With the increased capabilities of pooled data, concerns about privacy are rising. To combat these hesitations, Owkin and others have utilized federated learning to ensure that stored data builds an atlas of data where key findings are analyzed to come out with gated solutions but the data remains protected at the academic centre.
There is also the potential to share innovations among healthcare organizations. Sanofi has adopted an “all boats rise” mentality by opening up its data sets for small AI initiatives to benefit from.

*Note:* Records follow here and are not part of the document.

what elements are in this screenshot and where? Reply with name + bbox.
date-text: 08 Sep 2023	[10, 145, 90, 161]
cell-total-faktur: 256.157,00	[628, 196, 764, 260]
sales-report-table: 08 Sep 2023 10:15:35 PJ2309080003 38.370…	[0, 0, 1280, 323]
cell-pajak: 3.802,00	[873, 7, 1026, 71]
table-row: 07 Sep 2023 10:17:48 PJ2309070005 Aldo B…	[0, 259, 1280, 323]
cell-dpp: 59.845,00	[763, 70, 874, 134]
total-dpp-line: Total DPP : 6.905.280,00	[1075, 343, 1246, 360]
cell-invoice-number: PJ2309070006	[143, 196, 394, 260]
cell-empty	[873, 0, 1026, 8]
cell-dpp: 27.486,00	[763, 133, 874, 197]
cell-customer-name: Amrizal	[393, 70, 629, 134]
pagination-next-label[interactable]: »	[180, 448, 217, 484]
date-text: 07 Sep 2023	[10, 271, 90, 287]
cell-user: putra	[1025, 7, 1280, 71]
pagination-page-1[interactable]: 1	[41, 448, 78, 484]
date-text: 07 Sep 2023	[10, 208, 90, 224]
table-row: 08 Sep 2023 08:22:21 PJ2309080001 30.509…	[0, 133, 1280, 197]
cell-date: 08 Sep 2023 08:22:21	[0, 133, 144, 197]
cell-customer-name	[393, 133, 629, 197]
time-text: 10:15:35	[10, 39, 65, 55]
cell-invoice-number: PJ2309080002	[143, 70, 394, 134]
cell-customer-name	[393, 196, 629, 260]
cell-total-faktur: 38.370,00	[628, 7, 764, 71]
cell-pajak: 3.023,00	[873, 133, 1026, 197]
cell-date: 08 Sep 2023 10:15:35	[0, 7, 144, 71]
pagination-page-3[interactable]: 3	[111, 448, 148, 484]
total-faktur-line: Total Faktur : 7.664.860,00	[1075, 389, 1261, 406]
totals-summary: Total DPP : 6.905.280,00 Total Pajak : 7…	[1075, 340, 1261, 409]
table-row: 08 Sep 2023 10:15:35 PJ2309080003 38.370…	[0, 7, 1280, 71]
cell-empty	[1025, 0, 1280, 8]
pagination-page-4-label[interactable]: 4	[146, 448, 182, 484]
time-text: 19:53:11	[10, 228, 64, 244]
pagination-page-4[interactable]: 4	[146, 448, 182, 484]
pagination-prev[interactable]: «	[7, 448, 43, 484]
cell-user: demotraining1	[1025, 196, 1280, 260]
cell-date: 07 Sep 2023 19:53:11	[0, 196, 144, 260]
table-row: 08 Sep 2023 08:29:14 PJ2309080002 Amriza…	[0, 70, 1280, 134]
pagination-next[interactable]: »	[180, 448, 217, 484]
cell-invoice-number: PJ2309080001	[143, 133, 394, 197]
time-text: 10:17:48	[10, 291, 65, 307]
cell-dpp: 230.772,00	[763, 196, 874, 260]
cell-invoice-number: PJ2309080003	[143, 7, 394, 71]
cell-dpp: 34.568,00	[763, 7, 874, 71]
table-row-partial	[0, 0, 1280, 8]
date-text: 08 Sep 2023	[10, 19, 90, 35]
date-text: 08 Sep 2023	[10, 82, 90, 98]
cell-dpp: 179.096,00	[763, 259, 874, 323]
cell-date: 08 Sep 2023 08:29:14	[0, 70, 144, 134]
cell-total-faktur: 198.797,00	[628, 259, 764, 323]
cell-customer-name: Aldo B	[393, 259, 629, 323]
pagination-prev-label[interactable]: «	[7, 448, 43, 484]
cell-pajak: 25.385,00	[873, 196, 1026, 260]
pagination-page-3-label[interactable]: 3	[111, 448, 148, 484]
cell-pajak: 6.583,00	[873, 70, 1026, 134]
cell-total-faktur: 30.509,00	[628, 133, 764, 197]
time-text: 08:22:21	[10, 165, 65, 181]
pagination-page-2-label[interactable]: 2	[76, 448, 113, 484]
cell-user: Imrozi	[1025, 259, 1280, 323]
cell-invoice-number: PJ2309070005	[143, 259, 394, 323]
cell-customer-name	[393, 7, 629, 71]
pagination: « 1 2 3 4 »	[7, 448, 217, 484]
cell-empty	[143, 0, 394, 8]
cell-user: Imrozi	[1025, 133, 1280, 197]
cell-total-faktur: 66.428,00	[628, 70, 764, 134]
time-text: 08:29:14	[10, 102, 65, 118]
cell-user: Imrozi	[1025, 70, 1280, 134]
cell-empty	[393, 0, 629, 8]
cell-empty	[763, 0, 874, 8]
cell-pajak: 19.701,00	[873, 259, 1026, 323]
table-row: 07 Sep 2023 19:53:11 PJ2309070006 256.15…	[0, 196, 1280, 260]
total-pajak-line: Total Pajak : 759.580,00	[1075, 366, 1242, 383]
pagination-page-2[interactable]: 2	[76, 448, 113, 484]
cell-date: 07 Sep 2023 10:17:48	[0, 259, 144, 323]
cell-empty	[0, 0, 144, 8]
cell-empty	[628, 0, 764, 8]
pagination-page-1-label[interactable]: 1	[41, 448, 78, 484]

By shifting our perception and hope for the healthcare industry to a regenerative, circular model rather than a direct pipeline from singular company to consumer, we can expand our capacity to do good.
Transforming perspectives
As with any new technology, change will receive resistance. Early adopters and leaders must translate how these tools can be used in real, tangible ways. At the heart of this is a need for a cultural shift to a learning mentality that rewards experimentation and innovation.
Satya Nadella stated that we have to move from an educational organization to a learning organization. Healthcare has traditionally been focused on providing education and advice. In today’s age, the shift to engagement will be critical to ensuring stakeholders’ buy-in.
Healthcare leaders need to recognize that innovations are not implemented on their own, no matter how great they are. Scientific breakthroughs need the support of a comprehensive communications strategy to build trust, enhance adoption and ultimately, realize the amazing breakthroughs that can impact every patient’s life.